TikTok choking video incites suicide: Italian police

ROME, Jan 28, 2021 (BSS/AFP) – Italian police on Thursday accused a Sicilian woman of “inciting suicide” for an asphyxiation video she posted on TikTok, a week after a child accidentally died in a so-called blackout challenge.

Police said the video, posted without restrictions on the social media platform by the 48-year-old Sicilian “influencer”, was “extremely dangerous” and able to be viewed by everyone, including children.

The video depicts a challenge between the woman and a man “in which both wrapped their faces, including nostrils and mouth, with transparent adhesive tape, so that they could not breathe”, police said in a statement, adding that the video had been taken down.

Italian investigators have been probing TikTok, a video-sharing network owned by Chinese company ByteDance, since the death last week of a 10-year-old girl who allegedly participated in such a “choking game”, in which restricted oxygen to the brain induces a high.

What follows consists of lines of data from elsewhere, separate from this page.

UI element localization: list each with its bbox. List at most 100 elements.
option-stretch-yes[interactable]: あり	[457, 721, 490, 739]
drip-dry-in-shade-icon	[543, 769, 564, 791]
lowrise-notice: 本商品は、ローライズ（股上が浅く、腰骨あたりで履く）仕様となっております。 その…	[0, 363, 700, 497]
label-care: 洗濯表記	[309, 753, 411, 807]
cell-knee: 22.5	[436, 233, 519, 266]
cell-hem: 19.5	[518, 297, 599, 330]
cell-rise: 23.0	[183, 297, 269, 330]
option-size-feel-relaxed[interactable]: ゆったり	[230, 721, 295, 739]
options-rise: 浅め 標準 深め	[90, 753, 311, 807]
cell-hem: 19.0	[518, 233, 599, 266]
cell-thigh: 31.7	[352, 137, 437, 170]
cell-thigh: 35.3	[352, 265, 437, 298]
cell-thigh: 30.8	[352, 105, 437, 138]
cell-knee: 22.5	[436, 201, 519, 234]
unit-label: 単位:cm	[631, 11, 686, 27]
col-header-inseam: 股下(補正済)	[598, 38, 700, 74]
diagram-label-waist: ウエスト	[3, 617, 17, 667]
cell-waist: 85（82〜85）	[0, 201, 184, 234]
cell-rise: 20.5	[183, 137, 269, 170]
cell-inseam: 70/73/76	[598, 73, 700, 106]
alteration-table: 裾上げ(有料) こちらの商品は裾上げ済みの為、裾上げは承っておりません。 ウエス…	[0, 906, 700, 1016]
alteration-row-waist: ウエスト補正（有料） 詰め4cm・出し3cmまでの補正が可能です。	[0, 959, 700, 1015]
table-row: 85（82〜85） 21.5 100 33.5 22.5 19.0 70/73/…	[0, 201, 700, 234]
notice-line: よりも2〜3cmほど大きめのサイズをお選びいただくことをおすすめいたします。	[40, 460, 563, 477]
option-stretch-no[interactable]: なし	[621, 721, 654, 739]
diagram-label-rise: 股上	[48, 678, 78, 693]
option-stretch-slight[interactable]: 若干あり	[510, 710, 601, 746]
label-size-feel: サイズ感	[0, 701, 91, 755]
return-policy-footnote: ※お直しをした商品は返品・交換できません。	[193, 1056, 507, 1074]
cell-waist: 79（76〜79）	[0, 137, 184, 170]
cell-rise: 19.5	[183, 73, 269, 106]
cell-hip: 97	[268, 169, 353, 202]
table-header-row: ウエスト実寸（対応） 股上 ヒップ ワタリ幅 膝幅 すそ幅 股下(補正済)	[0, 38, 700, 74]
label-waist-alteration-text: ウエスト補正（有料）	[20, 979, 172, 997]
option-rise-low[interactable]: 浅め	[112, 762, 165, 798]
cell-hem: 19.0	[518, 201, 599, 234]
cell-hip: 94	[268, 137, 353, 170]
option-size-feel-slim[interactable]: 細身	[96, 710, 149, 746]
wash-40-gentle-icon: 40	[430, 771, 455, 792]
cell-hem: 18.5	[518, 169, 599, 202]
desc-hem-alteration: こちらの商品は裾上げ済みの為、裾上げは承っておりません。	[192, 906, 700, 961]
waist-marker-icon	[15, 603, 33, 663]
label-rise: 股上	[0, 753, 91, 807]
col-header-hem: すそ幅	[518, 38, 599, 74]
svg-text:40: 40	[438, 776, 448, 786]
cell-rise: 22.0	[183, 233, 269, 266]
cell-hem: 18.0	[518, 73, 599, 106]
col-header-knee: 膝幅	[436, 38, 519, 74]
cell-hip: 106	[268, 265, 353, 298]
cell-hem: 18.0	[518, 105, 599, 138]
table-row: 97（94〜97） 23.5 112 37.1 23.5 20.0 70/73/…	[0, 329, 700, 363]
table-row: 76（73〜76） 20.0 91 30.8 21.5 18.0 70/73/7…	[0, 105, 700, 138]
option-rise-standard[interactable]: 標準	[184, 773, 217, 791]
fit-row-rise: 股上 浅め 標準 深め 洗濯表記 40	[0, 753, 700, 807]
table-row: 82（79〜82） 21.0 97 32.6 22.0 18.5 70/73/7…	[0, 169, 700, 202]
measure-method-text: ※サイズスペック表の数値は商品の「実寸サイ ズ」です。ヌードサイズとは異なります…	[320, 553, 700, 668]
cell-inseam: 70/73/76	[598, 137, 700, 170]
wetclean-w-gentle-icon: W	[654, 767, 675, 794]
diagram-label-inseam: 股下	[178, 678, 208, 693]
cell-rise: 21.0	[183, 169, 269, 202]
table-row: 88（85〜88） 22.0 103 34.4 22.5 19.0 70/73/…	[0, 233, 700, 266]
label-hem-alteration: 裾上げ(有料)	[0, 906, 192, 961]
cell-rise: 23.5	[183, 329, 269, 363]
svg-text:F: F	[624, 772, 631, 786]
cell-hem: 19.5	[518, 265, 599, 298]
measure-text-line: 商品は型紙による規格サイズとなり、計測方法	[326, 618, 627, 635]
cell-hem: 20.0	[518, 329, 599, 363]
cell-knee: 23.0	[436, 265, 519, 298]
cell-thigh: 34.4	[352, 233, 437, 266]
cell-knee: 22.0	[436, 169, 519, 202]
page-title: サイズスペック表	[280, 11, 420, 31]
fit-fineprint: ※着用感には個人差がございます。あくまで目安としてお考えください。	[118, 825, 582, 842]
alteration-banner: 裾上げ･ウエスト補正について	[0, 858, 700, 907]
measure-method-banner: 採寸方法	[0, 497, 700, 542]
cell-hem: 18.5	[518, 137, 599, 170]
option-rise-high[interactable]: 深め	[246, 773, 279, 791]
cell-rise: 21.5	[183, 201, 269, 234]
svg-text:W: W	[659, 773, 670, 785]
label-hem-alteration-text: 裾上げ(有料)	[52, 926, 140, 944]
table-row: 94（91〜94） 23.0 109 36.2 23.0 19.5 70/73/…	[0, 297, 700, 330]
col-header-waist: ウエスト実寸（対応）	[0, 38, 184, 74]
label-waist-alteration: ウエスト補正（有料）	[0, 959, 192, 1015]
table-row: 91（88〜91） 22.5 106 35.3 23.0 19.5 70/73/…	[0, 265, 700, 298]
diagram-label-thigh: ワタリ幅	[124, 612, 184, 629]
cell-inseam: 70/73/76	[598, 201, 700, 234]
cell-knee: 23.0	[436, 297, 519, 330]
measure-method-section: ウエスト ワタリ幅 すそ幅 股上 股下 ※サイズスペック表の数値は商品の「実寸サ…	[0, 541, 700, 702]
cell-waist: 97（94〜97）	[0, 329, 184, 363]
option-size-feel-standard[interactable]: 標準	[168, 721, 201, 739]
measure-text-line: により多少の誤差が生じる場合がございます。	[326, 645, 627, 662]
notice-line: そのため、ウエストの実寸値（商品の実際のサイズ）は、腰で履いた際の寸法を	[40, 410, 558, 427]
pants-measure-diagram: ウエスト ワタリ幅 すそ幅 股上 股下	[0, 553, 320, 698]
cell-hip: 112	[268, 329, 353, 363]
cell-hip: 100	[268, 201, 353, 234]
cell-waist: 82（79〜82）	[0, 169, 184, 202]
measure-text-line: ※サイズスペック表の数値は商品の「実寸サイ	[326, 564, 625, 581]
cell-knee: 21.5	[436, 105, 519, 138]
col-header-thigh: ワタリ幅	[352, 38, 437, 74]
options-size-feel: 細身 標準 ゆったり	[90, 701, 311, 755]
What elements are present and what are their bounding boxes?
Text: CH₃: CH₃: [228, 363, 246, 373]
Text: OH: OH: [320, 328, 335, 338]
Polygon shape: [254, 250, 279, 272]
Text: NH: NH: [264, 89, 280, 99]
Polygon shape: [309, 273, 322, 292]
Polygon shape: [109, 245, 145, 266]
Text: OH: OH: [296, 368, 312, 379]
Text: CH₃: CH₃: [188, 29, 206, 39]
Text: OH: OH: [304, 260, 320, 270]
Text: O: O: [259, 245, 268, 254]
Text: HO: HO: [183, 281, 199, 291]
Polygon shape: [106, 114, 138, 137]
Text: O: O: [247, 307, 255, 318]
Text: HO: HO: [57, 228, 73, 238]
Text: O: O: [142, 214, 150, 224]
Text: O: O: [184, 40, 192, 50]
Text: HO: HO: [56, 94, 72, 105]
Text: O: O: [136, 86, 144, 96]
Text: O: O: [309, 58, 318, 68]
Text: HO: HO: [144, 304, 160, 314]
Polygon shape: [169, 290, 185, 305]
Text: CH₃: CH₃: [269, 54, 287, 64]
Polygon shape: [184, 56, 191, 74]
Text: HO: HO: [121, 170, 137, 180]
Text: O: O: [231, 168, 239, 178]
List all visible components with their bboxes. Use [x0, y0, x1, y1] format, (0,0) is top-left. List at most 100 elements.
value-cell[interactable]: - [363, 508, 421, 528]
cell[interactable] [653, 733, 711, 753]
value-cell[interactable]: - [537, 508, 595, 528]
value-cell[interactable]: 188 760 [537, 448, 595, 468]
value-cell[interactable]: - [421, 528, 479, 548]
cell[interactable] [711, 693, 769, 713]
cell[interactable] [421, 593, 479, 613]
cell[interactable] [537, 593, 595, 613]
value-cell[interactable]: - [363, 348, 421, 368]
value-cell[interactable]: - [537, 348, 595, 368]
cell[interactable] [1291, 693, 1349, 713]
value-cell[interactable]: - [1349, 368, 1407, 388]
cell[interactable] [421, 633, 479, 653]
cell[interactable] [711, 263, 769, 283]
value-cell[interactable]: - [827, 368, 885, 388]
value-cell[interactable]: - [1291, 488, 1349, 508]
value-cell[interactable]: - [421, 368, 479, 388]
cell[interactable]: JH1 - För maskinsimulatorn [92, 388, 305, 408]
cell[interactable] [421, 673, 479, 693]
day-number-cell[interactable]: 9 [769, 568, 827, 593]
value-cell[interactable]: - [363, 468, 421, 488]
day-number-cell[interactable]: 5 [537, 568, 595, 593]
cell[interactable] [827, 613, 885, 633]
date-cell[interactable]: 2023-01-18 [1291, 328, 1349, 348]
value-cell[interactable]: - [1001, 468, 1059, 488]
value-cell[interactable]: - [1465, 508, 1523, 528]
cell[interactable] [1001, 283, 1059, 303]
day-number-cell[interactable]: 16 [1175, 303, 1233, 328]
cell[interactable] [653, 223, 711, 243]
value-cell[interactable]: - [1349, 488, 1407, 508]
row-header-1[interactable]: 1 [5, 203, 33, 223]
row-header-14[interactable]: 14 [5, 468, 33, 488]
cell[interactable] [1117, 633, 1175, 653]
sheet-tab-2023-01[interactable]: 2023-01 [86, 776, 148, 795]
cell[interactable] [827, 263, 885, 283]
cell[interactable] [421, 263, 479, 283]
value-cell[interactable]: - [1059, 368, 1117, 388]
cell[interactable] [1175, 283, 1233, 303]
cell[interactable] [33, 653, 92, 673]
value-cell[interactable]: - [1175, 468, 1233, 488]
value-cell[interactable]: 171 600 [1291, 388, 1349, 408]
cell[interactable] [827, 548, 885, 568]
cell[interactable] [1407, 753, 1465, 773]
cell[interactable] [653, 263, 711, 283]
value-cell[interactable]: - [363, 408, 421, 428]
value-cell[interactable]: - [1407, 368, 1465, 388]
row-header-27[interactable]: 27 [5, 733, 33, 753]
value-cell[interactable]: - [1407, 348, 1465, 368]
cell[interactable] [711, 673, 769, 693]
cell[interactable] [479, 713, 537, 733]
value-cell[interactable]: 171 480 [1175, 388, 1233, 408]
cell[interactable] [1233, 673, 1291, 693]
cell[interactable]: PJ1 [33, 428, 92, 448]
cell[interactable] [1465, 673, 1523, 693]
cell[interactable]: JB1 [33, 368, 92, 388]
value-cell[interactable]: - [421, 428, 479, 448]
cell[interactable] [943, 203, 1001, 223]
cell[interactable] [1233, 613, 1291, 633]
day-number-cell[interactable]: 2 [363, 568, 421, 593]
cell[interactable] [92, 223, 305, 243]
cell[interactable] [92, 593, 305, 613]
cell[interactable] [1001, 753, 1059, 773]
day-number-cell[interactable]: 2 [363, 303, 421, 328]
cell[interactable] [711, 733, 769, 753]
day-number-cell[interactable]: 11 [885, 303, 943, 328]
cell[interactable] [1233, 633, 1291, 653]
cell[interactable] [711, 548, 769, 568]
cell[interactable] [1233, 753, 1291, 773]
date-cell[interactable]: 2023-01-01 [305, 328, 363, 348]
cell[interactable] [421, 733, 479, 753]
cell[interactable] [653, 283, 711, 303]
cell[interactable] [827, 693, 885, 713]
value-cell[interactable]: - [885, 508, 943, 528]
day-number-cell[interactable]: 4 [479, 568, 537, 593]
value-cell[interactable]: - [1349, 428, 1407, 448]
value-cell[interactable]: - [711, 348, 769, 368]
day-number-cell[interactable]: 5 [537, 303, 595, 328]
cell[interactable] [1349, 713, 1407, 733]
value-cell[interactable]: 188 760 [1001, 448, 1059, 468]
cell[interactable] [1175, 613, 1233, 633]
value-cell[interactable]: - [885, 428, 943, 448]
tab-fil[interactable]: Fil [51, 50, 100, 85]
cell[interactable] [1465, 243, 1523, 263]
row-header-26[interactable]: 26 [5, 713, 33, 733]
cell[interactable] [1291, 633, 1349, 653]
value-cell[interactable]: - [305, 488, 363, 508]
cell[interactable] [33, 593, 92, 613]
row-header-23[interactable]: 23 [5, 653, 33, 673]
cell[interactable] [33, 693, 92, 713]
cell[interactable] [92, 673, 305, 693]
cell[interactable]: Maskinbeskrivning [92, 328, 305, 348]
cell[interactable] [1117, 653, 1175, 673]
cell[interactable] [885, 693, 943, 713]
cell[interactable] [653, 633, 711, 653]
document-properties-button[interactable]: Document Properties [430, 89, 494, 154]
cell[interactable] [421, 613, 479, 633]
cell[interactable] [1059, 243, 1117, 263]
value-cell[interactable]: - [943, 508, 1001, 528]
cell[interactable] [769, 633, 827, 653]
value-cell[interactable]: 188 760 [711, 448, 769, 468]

Italy’s privacy watchdog temporarily blocked TikTok access for users whose age could not be proved definitively.

Police on Thursday did not specify whether the video in question had been viewed by the girl, but noted that it and similar ones “could be emulated by minors”.

The woman who posted the video had published numerous other similar challenges, “which allowed her to gain popularity and the attention of 731,000 followers of different ages”.

Viewers were allowed to accept the challenge, police said, citing one post in which a user wrote “if you say hi to me I swear I’ll jump out the window”.

Prosecutors authorised a search of the woman’s computer and social network accounts.

According to TikTok’s terms and conditions, users must be at least 13 years old.